4. Scrutinize The Property
The waterfront property you’re currently looking at may have a beautiful view, but the access to the water itself may not be as good, which is a real turn-off if you actually want to get on the water instead of just look at it all day.
Your back garden might be full of weeds and other debris that could be getting in the way of the view from your home, which could mean extra costs if you wanted to get this whole area properly landscaped in the future.
5. Research The History and Future of The Shoreline
The water and dirt mix and some interesting things can happen, though these interesting things tend not to be too enjoyable if you own waterfront property as the shore can move.
Meaning that the water level goes up, and you could lose your entire waterfront property.
And if the water line moves away, well, then your home would no longer really be waterfront property.

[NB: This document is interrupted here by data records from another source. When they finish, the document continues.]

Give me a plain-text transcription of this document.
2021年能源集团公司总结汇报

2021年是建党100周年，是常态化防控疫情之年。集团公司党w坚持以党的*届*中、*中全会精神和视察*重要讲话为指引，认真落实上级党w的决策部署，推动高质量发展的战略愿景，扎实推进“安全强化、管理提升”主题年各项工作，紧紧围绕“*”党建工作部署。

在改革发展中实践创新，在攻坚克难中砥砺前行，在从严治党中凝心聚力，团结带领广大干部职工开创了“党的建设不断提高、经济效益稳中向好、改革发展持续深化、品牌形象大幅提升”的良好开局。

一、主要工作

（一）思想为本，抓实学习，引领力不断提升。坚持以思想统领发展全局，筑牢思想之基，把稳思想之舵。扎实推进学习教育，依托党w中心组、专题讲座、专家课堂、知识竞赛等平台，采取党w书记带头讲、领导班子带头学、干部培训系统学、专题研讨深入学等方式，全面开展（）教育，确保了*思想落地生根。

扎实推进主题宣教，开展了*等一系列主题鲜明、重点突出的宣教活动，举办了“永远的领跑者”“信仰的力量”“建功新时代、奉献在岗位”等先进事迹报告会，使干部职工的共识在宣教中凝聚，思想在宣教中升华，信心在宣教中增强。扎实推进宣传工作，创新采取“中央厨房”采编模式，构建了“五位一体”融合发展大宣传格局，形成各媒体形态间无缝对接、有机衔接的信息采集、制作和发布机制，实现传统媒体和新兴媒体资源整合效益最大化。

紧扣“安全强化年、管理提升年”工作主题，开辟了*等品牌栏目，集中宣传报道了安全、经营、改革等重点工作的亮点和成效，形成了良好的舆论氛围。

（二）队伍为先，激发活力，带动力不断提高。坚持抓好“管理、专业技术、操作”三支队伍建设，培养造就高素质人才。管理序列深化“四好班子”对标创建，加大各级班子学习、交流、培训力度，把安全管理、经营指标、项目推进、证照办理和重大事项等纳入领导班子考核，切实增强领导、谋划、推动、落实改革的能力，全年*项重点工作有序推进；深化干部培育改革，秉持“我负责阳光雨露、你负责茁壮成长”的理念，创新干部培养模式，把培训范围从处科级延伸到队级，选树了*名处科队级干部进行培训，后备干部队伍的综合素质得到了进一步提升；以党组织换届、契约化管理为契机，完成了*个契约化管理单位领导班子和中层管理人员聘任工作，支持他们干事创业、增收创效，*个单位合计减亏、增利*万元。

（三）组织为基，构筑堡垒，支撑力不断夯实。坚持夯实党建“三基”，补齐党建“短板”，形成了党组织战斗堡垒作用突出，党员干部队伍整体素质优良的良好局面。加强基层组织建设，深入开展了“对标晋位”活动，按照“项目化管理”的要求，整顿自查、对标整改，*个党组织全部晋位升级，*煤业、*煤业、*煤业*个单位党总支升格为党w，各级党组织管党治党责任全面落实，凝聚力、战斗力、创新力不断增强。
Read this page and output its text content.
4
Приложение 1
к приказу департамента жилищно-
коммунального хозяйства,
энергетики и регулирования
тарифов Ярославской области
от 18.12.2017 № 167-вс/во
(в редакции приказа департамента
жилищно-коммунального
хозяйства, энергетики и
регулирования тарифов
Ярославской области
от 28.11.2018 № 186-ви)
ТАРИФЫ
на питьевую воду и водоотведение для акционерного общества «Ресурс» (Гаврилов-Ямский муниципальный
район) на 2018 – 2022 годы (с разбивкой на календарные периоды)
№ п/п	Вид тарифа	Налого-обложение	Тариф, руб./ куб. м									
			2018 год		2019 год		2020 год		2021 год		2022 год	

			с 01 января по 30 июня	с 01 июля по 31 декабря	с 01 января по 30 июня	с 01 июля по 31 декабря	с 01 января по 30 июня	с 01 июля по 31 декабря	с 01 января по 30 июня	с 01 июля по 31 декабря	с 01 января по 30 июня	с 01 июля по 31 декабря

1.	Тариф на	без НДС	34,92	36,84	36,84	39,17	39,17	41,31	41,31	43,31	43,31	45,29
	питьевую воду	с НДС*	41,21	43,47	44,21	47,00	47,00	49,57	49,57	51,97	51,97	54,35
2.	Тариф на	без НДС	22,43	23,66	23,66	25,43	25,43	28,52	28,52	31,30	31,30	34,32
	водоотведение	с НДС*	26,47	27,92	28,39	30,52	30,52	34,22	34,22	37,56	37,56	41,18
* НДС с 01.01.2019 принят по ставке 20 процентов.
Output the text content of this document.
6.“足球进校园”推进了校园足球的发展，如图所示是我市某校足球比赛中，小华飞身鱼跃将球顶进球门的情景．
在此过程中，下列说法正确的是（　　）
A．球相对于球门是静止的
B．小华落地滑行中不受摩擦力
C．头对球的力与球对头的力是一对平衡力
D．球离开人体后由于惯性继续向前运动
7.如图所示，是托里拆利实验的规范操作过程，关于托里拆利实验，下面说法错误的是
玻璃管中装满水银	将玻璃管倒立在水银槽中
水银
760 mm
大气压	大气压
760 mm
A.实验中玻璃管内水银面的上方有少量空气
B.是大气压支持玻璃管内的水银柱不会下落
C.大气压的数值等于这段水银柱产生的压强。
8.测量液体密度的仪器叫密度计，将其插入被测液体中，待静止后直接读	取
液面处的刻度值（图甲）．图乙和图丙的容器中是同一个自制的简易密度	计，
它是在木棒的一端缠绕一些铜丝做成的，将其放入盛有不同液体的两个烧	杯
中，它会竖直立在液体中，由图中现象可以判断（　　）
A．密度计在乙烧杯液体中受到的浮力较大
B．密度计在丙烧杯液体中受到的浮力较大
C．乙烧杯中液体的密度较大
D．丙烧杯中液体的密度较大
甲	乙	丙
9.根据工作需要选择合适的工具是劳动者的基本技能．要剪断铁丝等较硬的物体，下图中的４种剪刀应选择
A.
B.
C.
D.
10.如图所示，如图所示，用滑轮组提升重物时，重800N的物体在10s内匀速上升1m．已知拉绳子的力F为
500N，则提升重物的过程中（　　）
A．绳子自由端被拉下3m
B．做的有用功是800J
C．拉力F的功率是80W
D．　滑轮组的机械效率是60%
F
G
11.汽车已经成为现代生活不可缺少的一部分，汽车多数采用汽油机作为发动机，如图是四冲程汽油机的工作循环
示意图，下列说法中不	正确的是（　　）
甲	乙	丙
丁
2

You could even be a quarter of a mile away from any actual body of water.
6. Verify Your Property Actually Extends to The Water’s Edge
In many cases, the lines of the lot you’re looking to buy may not actually extend to the water’s edge, so there could be a strip of land that someone else owns.
You’ll want to check your deed's legal description to see where your property starts and ends.
Though this sort of thing may not matter to you too much, in the future, you might want to do some form of extension or addition to the property, so it’s just important to know all the facts before you get your heart set on new additions.
7. Understand Your Responsibilities as an Owner
Although it sounds a little annoying, you actually have some responsibilities, more so when you owned a normal property if you own waterfront property.
There are specials guidelines you’re going to have to follow if you’re a part of something like the HOA or the Homeowner Association.
You may even have restrictions on how you can paint your home, the type of fences that are acceptable to install, or how you should even landscape your own front and back lawn.
The association may also have an access easement within your property, meaning that other property owners can access the water that passes through the legal border of your land.
As you can imagine, HOA is not an organization everyone enjoys being a part of and will probably be a deal-breaker for many people looking for a waterfront home.
Sharon Paxson also has some valuable things to consider when buying a waterfront home worth reading through as well.
Final Thoughts on Buying Waterfront Property
For the most part, you can't beat living on waterfront property. There is a reason waterfront homes are considered premium properties. Before pulling the trigger on one, make sure you do your homework. Sometimes there is more than meets the eye when it comes to waterfront housing.
Hopefully, you have enjoyed this guide on some of the things to think about when owning this property type.